Ya en su madurez se lo llamó El Bandoneón Mayor de Buenos Aires y se lo promocionaba en las radios con la frase «Troilo se escribe con T, de Tango».
Es difícil imaginar para los que no fueron sus coetáneos a un ser humano como él, transformado en un mito en vida, adorado incluso por Astor Piazzolla, otro figurón magnífico.
¿Cómo hizo, al orillar los 40 años, además de ser un referente para todos los bandoneonistas rioplatenses, para haber creado piezas esenciales del tango junto a sujetos como Homero Manzi, Cátulo Castillo o Enrique Cadícamo en las letras y Francisco Fiorentino, Edmundo Rivero y Roberto Goyeneche en las voces?
Con el violinista Elvino Vardaro integró hacia 1930 su famoso sexteto junto al joven pianista Osvaldo Pugliese, el segundo violín Alfredo Gobbi hijo y el otro bandoneón, Ciriaco Ortiz, aunque el conjunto jamás realizó grabaciones.
Luego pasó por varias orquestas -Juan D`Arienzo, Julio De Caro, Angel D`Agostino- y en 1937 debutó con la propia, con Orlando Goñi (piano), Kicho Díaz (contrabajo) y Francisco Fiorentino (voz), entre otros, en la boite Marabú, de la calle Maipú entre Corrientes y Sarmiento, mano de los pares, cuyo portal se podía apreciar hasta hace unos años.

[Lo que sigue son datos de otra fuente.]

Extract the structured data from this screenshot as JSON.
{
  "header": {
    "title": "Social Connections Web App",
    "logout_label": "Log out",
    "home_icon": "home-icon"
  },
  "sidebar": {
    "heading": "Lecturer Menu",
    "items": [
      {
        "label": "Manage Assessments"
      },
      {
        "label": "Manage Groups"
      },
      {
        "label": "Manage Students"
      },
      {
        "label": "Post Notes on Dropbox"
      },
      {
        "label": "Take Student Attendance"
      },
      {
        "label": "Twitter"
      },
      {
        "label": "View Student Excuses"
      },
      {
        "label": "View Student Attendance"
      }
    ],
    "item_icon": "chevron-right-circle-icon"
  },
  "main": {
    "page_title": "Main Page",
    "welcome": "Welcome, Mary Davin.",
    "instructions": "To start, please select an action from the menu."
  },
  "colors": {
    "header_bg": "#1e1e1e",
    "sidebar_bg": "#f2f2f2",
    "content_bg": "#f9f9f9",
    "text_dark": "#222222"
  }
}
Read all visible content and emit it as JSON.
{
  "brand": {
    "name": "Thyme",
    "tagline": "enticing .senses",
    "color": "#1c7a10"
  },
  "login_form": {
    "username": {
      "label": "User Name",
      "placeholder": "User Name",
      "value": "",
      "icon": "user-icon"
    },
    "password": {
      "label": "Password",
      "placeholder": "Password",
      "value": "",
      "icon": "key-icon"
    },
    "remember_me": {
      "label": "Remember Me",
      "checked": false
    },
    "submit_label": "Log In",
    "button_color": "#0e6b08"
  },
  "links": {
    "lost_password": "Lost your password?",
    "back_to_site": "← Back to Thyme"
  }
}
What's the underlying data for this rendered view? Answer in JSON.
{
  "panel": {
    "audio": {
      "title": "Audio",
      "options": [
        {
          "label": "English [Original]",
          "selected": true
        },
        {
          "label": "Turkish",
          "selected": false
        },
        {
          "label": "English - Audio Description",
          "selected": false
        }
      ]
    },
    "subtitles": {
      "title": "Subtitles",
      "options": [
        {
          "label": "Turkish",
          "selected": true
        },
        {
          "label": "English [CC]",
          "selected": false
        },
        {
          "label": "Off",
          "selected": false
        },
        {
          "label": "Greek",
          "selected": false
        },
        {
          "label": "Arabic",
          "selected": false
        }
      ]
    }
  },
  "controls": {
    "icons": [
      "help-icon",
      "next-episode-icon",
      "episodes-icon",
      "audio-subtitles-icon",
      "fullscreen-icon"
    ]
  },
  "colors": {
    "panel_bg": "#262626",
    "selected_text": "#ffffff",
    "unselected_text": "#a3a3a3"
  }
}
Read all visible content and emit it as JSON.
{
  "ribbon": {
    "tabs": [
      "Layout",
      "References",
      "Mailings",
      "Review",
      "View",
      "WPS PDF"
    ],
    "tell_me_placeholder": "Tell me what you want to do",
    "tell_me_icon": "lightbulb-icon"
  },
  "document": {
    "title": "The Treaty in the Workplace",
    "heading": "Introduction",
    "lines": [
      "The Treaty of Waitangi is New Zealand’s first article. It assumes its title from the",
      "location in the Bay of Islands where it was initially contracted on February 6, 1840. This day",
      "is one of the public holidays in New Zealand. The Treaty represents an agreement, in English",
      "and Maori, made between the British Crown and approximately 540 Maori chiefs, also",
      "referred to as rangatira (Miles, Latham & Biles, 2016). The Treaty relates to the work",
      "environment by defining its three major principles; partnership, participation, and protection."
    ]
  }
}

Además de sus actuaciones con la orquesta típica, Pichuco formó en los 50 un notorio dúo con el guitarrista Roberto Grela -del que hay muchas grabaciones-, convertido alternativamente en Cuarteto Troilo-Grela, hasta que la relación entre ambos se enturbió.
Ese fue un hecho extraño en las relaciones de Troilo, tenido por todos como un hombre sumamente afable cuyo perfil de Buda, cuando se aplicaba al instrumento, le daba un aspecto blando e infantil, que llevó a algunos a decir que tocaba «haciendo pucheros».
Contrariamente al iconoclasta Piazzolla, Troilo gozó de popularidad desde el principio y jamás la perdió hasta 1975, cuando falleció con sólo 60 años, porque además de su dejo vanguardista mantuvo la forma tradicional del tango bailable.
El le puso música a hitos de la porteñidad como «La última curda» y «María», con Cátulo Castillo, «Garúa», con Enrique Cadícamo, y sobre todo «Sur», «Barrio de tango» y «Romance de barrio», con Homero Manzi, ese amigo entrañable que con su muerte en 1951 lo sumió en una profunda tristeza de la que le costó mucho salir, y para el que compuso el tango «Responso».
Su actividad en el cine y en el teatro es más cuantiosa que recordada: en 1933 aparece muy jovencito en «Los tres berretines», tocando en un palco a espaldas de Luis Sandrini, y también se lo vio en «Radio Bar» y «El tango vuelve a París», de Manuel Romero, «Muchachos de la ciudad», de José Agustín Ferreyra, y «Mi noche triste», de Lucas Demare, entre otros títulos.
Fue famosa su participación en la puesta de «El patio de la morocha», con textos y letras de Cátulo Castillo en el Teatro Enrique Santos Discépolo -hoy Presidente Alvear-, un exitazo que duró años en cartel y donde estaban Aída Luz, Agustín Irusta, Raúl Berón y Jorge Casal.
Su música se escuchó en la reposición de «Caramelos surtidos», de Enrique Santos Discépolo, y en los años siguientes intervino como gran figura en varios espectáculos tangueros, entre ellos «Simplemente Pichuco», en el Odeón, sobre idea de Horacio Ferrer, entrenado el 3 de abril de 1975, que fue el último.
Pese a las actuaciones de Juan Carlos Copes y María Nieves, los cantantes Alba Solís y Roberto Achával y sobre todo Edmundo Rivero como invitado, la cosa no funcionó; apenas llegaban a cubrir la mitad de la platea.
Se dice que eso al Gordo lo afectó enormemente y le causó varios episodios cardiovasculares que lo condujeron a su internación en el Hospital Italiano de Buenos Aires, acompañado por Zita, su esposa de toda la vida, donde su corazón dijo basta a las 23.40 del domingo 18 de mayo de 1975.